Merlin Book 4: The Mirror of Fate
- The Mirror of Fate Cover
- Author: T. A. Barron
- Original title: The Mirror of Merlin
- Language: English
- Series: Merlin Saga
- Genre: Fantasy
- Publisher: Penguin
- Publication date: 1999
- Publication place: U.S.A.
- Media type: Print (Hardcover)
- Pages: 245 pp (hardcover edition)
- ISBN: 0-399-23455-1
- OCLC: 40925815
- LC Class: PZ7.B27567 Mi 1999
- Preceded by: Merlin Book 3: The Raging Fires
- Followed by: Merlin Book 5: A Wizard's Wings
- Website: The Mirror of Fate

= Merlin Book 4: The Mirror of Fate =

1999 fantasy novel by T. A. Barron

The Mirror of Fate is a 1999 fantasy novel by T. A. Barron published by Penguin. The Mirror of Fate is the fourth book in a 12-book series known as The Merlin Saga. This book was originally published as The Mirror of Merlin, book four of The Lost Years of Merlin epic, a 5-book series providing a childhood story for the legendary Merlin, wizard of Arthurian legend.

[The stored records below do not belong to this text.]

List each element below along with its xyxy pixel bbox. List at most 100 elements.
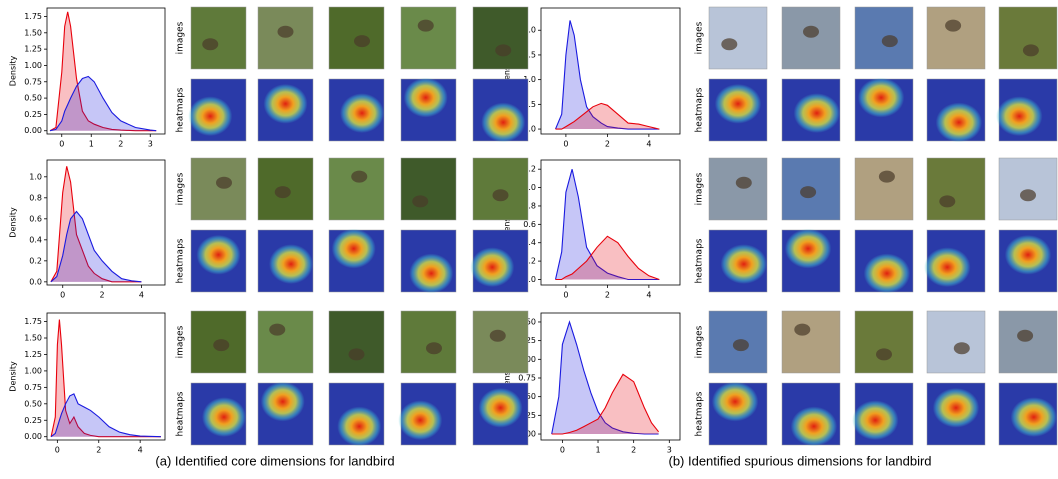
caption: (b) Identified spurious dimensions for l… [668, 453, 931, 468]
bird-shape [800, 186, 816, 198]
thumbnail-image [927, 7, 985, 69]
y-tick-label: 0.6 [29, 214, 42, 223]
bird-shape [794, 324, 810, 336]
bird-shape [278, 26, 294, 38]
y-tick-label: 1.0 [29, 172, 42, 181]
thumbnail-image [999, 311, 1057, 373]
x-tick-label: 4 [646, 140, 651, 149]
heat-blob [202, 397, 246, 437]
thumbnail-image [855, 311, 913, 373]
heat-blob [398, 400, 442, 440]
bird-shape [736, 177, 752, 189]
bird-shape [426, 342, 442, 354]
y-tick-label: 1.75 [24, 12, 42, 21]
thumbnail-image [999, 158, 1057, 220]
y-axis-label: Density [9, 56, 18, 87]
heat-blob [936, 103, 982, 143]
bird-shape [1023, 44, 1039, 56]
row-label: images [176, 325, 186, 358]
row-label: heatmaps [176, 87, 186, 132]
x-tick-label: 0 [563, 291, 568, 300]
x-tick-label: 2 [96, 446, 101, 455]
x-tick-label: 3 [667, 446, 672, 455]
y-tick-label: 0.75 [24, 77, 42, 86]
figure: (a) Identified core dimensions for landb… [0, 0, 1058, 475]
y-tick-label: 1.00 [24, 366, 42, 375]
heat-blob [197, 235, 241, 275]
y-axis-label: Density [9, 207, 18, 238]
heat-blob [712, 382, 758, 422]
y-axis-label: Density [9, 361, 18, 392]
x-tick-label: 3 [148, 140, 153, 149]
thumbnail-image [709, 158, 767, 220]
bird-shape [1017, 330, 1033, 342]
thumbnail-image [473, 158, 528, 220]
bird-shape [418, 20, 434, 32]
bird-shape [733, 339, 749, 351]
thumbnail-image [782, 311, 840, 373]
heat-blob [470, 247, 514, 287]
thumbnail-image [191, 7, 246, 69]
heat-blob [188, 96, 232, 136]
y-tick-label: 0.25 [24, 416, 42, 425]
y-tick-label: 1.75 [24, 317, 42, 326]
bird-shape [945, 20, 961, 32]
heat-blob [715, 84, 761, 124]
bird-shape [493, 189, 509, 201]
row-label: heatmaps [695, 391, 705, 436]
heat-blob [269, 244, 313, 284]
row-label: heatmaps [695, 238, 705, 283]
heat-blob [332, 229, 376, 269]
heat-blob [721, 244, 767, 284]
bird-shape [351, 171, 367, 183]
thumbnail-image [258, 7, 313, 69]
row-label: images [695, 325, 705, 358]
heat-blob [794, 93, 840, 133]
thumbnail-image [401, 7, 456, 69]
heat-blob [852, 400, 898, 440]
x-tick-label: 2 [631, 446, 636, 455]
bird-shape [269, 324, 285, 336]
caption: (a) Identified core dimensions for landb… [155, 453, 394, 468]
y-tick-label: 0.50 [24, 399, 42, 408]
bird-shape [354, 35, 370, 47]
bird-shape [879, 171, 895, 183]
x-tick-label: 2 [118, 140, 123, 149]
bird-shape [490, 330, 506, 342]
bird-shape [721, 38, 737, 50]
heat-blob [261, 382, 305, 422]
y-tick-label: 0.75 [518, 373, 536, 382]
heat-blob [933, 388, 979, 428]
bird-shape [216, 177, 232, 189]
thumbnail-image [258, 311, 313, 373]
thumbnail-image [782, 7, 840, 69]
bird-shape [939, 195, 955, 207]
heat-blob [785, 229, 831, 269]
y-tick-label: 0.4 [29, 235, 42, 244]
row-label: images [695, 172, 705, 205]
bird-shape [412, 195, 428, 207]
x-tick-label: 4 [139, 291, 144, 300]
x-tick-label: 4 [138, 446, 143, 455]
y-tick-label: 0.75 [24, 383, 42, 392]
thumbnail-image [473, 7, 528, 69]
heat-blob [864, 254, 910, 294]
heat-blob [924, 247, 970, 287]
x-tick-label: 2 [100, 291, 105, 300]
y-tick-label: 0.00 [24, 432, 42, 441]
y-tick-label: 1.25 [24, 350, 42, 359]
bird-shape [954, 342, 970, 354]
y-tick-label: 0.00 [24, 126, 42, 135]
x-tick-label: 0 [55, 446, 60, 455]
y-tick-label: 0.50 [24, 94, 42, 103]
thumbnail-image [329, 311, 384, 373]
thumbnail-image [191, 158, 246, 220]
thumbnail-image [401, 311, 456, 373]
bird-shape [349, 348, 365, 360]
heat-blob [481, 103, 525, 143]
thumbnail-image [473, 311, 528, 373]
bird-shape [275, 186, 291, 198]
heat-blob [337, 407, 381, 447]
y-tick-label: 0.25 [24, 110, 42, 119]
thumbnail-image [927, 311, 985, 373]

In a remote swamp on the magical isle of Fincayra, uncommon wickedness arises. Young Merlin must journey to terrifying places - both within himself as well as on land - to save both his homeland, and his own destiny.

Accompanied by the deer-woman he has come to love, Hallia, and his own roguish shadow, Merlin discovers "a magical mirror that can alter anyone's fate." The person Merlin beholds upon gazing into the mirror is the person he least expects to find.